This collaborative album captures both Dominic and Clark at their best.
Heritage Records CD26/2022
Dominic Galea (piano); Clark Tracey (drums); Alan Barnes (alto & baritone saxophones); Mark Armstrong (trumpet & flugelhorn); Arnie Somogyi (bass)
Recorded May 6 & 8, 2022
The legacy referred to in the title of this wonderful release harks back to the friendship between Maltese pianist, Sammy Galea and the UK’s own Stan Tracey, who were both highly respected jazz musicians in their home countries. Through coincidence or fate their sons also became firm friends, and both followed their father’s profession in becoming first class jazz musicians in their own right.
This collaborative album captures both Dominic and Clark at their best in a programme comprising of compositions written by Galea and Tracey Snr. Assembling a top drawer band using the reliable and inventive Arnie Somogyi on bass and the front-line horns of Alan Barnes and Mark Armstrong. All members of the quintet are of the same generation and have played extensively together in various line up over the years.
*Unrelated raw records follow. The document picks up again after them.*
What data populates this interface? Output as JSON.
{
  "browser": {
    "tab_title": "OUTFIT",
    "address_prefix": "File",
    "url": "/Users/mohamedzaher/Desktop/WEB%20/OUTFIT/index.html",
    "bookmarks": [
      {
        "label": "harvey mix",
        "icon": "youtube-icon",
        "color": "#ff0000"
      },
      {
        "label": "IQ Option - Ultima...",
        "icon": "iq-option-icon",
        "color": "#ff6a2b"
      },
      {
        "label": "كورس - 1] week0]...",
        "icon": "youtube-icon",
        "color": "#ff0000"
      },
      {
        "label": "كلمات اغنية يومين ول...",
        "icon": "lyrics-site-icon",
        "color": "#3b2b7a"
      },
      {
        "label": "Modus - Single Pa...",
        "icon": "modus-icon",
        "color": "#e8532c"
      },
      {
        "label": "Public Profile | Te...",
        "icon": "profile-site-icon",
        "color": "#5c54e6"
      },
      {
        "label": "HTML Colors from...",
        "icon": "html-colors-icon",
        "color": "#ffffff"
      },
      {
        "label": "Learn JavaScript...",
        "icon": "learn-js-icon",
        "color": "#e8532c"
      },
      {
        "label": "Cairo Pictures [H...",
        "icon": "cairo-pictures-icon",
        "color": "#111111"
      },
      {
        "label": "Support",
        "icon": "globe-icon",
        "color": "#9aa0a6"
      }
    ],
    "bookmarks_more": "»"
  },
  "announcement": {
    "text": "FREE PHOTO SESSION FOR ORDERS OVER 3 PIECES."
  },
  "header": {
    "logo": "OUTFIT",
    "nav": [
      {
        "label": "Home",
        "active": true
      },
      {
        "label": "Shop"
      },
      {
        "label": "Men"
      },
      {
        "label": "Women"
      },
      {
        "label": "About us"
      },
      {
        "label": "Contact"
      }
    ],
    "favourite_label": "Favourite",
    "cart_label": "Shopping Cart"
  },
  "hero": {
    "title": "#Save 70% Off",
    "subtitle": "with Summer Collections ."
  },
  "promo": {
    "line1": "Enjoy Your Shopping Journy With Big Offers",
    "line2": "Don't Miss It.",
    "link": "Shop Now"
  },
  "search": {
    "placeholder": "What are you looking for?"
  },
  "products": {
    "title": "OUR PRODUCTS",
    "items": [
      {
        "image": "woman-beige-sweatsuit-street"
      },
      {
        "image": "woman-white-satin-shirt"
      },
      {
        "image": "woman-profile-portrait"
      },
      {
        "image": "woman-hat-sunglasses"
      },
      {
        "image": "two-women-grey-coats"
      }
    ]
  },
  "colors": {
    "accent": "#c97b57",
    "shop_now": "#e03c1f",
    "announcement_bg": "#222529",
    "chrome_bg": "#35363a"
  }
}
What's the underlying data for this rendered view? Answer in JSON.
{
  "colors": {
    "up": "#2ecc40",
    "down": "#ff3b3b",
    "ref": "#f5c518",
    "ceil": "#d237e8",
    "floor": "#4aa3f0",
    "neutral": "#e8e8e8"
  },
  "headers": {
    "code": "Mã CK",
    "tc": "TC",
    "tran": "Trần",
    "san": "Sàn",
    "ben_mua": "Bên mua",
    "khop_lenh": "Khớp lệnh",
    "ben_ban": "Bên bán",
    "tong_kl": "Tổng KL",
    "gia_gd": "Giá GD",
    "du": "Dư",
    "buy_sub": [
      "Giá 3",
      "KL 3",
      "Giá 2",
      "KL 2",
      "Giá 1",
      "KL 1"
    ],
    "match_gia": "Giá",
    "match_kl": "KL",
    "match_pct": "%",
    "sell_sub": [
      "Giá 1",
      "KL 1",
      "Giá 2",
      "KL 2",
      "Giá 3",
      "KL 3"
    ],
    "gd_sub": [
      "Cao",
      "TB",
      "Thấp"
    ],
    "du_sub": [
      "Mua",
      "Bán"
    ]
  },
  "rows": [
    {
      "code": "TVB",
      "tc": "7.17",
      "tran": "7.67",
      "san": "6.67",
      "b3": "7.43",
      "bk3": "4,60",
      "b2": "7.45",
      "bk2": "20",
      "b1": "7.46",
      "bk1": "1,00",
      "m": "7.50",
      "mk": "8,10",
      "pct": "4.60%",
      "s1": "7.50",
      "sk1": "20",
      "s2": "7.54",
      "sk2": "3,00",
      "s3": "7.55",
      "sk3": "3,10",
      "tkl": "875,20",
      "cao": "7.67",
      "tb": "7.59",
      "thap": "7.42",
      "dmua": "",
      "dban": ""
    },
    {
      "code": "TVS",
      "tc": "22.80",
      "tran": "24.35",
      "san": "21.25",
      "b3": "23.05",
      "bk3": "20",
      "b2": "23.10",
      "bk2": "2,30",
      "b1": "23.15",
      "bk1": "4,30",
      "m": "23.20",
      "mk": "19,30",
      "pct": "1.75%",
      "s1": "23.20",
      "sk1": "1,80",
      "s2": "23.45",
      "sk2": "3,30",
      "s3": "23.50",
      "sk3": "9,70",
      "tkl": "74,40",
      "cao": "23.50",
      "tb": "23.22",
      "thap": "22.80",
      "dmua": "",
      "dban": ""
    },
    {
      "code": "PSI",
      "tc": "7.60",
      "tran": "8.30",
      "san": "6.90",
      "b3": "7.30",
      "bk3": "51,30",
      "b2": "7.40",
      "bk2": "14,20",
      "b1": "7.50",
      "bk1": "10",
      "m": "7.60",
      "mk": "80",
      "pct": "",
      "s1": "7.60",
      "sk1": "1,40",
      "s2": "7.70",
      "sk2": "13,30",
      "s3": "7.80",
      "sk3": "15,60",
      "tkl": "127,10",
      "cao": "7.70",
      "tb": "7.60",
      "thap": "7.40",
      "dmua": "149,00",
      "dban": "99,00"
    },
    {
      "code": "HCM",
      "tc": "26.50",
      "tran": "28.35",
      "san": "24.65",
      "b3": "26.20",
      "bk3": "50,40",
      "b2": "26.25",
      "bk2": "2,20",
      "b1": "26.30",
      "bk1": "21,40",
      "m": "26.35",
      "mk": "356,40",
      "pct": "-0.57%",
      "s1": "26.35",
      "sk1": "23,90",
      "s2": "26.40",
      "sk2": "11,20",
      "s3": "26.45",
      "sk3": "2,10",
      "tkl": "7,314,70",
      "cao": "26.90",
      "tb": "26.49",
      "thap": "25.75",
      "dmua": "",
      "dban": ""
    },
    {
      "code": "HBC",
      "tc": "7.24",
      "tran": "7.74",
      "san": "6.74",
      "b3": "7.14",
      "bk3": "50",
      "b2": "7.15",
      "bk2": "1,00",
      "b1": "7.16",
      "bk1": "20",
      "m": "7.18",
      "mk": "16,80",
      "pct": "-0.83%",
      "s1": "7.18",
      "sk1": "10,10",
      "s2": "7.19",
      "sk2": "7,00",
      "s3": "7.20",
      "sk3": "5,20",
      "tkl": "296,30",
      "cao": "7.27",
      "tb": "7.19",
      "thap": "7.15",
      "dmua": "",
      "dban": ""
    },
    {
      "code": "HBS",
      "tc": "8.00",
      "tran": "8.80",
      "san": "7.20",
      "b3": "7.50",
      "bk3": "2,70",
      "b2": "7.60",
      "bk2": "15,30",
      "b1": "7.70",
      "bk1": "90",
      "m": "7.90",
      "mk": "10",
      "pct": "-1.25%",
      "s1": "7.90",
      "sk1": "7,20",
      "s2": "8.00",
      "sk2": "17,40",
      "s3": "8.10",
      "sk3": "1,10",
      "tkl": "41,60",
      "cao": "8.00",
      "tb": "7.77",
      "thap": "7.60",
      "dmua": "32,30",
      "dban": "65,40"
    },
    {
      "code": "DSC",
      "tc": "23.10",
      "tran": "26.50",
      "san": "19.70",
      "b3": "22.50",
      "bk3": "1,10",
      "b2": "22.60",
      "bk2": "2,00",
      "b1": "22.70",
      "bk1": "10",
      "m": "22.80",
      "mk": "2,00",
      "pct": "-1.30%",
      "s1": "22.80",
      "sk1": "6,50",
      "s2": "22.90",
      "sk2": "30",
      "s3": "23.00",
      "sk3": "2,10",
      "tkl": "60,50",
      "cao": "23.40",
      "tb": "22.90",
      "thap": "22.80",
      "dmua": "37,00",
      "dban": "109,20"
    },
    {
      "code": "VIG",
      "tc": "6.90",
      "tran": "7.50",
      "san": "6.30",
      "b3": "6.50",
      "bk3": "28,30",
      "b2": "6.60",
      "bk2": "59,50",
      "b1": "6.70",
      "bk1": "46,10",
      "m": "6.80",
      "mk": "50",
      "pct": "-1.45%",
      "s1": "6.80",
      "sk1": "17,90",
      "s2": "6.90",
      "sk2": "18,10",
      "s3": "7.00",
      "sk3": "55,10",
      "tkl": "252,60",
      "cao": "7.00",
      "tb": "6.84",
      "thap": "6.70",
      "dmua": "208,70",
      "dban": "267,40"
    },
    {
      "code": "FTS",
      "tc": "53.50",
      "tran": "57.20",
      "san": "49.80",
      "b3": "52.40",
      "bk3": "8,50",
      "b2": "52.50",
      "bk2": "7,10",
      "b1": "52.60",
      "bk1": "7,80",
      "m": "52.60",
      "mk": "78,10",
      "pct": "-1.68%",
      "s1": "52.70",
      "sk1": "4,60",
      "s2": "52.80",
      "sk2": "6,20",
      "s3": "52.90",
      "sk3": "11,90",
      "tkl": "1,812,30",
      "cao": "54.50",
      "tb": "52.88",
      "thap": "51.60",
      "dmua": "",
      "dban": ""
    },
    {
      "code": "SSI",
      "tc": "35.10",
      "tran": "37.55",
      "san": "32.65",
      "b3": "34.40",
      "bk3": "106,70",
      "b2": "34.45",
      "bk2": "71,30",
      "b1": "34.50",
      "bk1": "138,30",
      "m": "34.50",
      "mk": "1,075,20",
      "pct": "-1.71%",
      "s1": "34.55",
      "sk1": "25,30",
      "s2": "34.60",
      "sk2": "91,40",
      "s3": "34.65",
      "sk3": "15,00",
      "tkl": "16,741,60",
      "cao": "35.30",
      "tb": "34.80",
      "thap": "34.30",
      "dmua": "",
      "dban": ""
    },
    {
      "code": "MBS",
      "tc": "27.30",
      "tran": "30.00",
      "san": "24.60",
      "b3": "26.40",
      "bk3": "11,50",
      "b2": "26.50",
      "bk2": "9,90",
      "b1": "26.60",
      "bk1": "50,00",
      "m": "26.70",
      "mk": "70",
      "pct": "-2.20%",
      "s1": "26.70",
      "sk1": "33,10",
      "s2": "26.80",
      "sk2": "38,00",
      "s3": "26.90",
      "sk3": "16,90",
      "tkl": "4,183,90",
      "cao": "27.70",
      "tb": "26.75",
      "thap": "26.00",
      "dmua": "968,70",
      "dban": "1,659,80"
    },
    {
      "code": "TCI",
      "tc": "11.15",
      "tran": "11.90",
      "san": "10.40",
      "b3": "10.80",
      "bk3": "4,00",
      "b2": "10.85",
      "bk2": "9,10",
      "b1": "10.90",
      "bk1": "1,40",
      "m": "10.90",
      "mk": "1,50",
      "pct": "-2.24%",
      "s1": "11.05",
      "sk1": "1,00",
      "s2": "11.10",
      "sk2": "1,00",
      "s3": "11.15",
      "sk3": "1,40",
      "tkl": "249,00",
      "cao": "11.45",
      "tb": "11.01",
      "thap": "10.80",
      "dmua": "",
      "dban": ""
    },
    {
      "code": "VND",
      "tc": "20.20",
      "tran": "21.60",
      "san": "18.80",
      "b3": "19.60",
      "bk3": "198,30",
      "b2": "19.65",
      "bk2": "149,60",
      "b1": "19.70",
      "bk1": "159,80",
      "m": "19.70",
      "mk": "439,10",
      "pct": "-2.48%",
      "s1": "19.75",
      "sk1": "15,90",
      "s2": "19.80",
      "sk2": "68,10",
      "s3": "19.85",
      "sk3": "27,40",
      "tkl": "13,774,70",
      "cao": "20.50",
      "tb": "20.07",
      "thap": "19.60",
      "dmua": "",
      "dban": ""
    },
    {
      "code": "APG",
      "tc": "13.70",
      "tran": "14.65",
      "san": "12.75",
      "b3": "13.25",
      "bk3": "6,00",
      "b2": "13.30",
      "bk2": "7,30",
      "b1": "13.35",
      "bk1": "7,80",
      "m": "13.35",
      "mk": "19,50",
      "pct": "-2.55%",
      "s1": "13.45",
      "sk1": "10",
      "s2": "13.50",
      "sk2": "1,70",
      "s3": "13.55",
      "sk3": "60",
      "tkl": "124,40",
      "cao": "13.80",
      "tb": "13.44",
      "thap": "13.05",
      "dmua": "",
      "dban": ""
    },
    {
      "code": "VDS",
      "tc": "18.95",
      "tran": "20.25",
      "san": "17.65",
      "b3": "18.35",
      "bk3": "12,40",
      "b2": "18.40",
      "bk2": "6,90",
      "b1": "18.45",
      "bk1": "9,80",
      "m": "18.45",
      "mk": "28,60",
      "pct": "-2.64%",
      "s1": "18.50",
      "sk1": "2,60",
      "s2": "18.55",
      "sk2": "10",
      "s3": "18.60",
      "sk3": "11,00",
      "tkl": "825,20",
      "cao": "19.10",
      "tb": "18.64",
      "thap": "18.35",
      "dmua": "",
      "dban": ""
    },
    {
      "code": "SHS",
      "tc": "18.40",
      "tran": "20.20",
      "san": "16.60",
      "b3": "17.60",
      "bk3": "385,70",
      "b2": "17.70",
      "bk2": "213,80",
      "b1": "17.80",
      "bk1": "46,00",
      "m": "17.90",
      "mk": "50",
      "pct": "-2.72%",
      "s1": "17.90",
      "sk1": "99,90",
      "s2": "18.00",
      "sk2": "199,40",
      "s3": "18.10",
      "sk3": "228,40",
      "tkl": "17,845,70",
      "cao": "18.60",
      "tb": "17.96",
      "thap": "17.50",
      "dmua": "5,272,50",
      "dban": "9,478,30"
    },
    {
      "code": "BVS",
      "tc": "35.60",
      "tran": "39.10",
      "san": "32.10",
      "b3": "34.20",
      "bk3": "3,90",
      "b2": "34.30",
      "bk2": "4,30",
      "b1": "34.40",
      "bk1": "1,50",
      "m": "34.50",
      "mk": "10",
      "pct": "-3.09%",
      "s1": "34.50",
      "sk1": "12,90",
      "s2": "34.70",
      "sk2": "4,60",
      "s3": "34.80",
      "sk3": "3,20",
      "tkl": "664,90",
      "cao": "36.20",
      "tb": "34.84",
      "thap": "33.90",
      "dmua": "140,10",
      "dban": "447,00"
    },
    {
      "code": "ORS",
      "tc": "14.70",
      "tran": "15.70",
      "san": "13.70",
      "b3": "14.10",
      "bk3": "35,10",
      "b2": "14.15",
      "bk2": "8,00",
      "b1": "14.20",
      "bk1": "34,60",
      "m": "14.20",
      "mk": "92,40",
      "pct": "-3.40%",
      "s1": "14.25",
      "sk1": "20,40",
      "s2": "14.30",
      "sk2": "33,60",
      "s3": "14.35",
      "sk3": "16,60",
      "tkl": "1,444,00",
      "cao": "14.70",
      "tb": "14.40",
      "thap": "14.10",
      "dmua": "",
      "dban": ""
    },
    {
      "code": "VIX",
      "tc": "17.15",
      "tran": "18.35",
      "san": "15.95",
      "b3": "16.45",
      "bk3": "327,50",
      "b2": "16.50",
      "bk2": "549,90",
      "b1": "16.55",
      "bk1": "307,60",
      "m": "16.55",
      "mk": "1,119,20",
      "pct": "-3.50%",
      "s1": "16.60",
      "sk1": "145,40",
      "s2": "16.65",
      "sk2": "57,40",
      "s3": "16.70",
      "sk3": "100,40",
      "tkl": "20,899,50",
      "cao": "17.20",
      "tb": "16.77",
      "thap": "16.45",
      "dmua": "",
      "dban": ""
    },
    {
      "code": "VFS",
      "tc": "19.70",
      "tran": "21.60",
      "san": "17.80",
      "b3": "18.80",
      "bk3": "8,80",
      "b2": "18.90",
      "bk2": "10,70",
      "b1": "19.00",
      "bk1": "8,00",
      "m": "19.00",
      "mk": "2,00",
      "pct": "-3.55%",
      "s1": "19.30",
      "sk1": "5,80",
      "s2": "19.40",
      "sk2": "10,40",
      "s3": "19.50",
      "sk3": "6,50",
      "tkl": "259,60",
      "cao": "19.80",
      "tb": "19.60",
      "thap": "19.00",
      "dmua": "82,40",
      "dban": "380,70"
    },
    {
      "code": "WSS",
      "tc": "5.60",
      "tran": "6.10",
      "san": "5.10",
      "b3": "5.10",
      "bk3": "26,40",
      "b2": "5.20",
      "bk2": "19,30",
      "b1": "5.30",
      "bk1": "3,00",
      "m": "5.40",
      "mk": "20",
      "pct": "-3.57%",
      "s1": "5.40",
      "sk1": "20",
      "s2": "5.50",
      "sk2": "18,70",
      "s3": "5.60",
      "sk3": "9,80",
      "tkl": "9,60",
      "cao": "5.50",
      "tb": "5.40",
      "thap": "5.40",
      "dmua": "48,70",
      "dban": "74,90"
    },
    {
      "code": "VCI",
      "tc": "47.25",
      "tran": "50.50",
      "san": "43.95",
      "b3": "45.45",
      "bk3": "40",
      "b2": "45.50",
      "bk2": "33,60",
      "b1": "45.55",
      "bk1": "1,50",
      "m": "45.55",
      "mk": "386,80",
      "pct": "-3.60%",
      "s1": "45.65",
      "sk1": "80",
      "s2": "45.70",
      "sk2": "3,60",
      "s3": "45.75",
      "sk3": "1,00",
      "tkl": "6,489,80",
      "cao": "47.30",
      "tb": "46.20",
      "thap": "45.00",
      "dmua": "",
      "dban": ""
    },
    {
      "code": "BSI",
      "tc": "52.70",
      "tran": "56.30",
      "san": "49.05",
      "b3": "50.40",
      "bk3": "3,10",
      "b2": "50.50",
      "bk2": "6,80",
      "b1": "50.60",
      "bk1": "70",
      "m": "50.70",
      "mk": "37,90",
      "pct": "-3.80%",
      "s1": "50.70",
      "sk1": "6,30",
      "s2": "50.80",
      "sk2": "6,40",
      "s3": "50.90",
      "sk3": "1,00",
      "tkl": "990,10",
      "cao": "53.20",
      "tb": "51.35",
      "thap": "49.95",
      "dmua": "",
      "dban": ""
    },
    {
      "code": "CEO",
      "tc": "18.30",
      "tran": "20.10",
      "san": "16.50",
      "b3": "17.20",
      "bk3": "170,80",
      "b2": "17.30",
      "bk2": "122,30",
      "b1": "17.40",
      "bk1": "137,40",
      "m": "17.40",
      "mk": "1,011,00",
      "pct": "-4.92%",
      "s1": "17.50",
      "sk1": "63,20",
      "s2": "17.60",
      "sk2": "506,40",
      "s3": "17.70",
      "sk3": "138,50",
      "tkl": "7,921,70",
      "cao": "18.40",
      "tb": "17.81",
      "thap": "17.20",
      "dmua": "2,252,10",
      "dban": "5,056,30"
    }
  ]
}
This familiarity with each other’s playing lends an air of maturity and experience to proceeding that shine through in each and every number.
The compositions are all exceptional and delivered with an authority that is immediately attention grabbing and does not let up until the last note fades. That the band mean business is evident from the opening bars of ‘Rainbow At The Five Mile Road’ by Stan Tracey.
After the full steam ahead approach to ‘Rainbow’, Galea follows with ‘November The 15th. Far more relaxed with a controlled vibrancy that yields a lovely solo from Dominic Galea and very different solos from Alan Barnes on alto and the trumpet of Mark Armstrong.
This relaxed state of mind is picked up again on Stan’s wonderful ballad ‘Sweet Used To Be’. Galea’s opening piano is exquisite prior to Alan Barnes’s plangent alto and the burnished sound of Armstrong’s open horn in his finest solo of the set. Lovely stuff!
Sammy Galea had a knack of writing catchy and memorable tunes that swing hard, and a couple such compositions appear here. First up is ‘The Scorpion(F.R.T.S.)’ that has an exuberant and melodic solo from the pianist which is supported unobtrusively by Clark and Arnie Somogyi. ‘At Sunset ‘is another delightful swinger with an unforgettable melodic hook. The tempo and feel of the piece suits Armstrong down to the ground and he gets in a cracking solo. Galea is up next with a brief and concise offering before Barnes gets in on the action, getting in a Parker quotation while trading fours with the drummer.
The saxophonist switches to baritone saxophone for a couple of Stan Tracey compositions. ‘Baby Blue’ has a relaxed and nonchalant air about it, and Barnes takes this as his cue to deliver a suitably laconic solo on the larger horn.
The second baritone feature is on Stan’s ‘Cuddly’ that closes the set. Anything but cuddly, this is a hard swinging number producing excellent solos from all and a fitting way to conclude this fine album.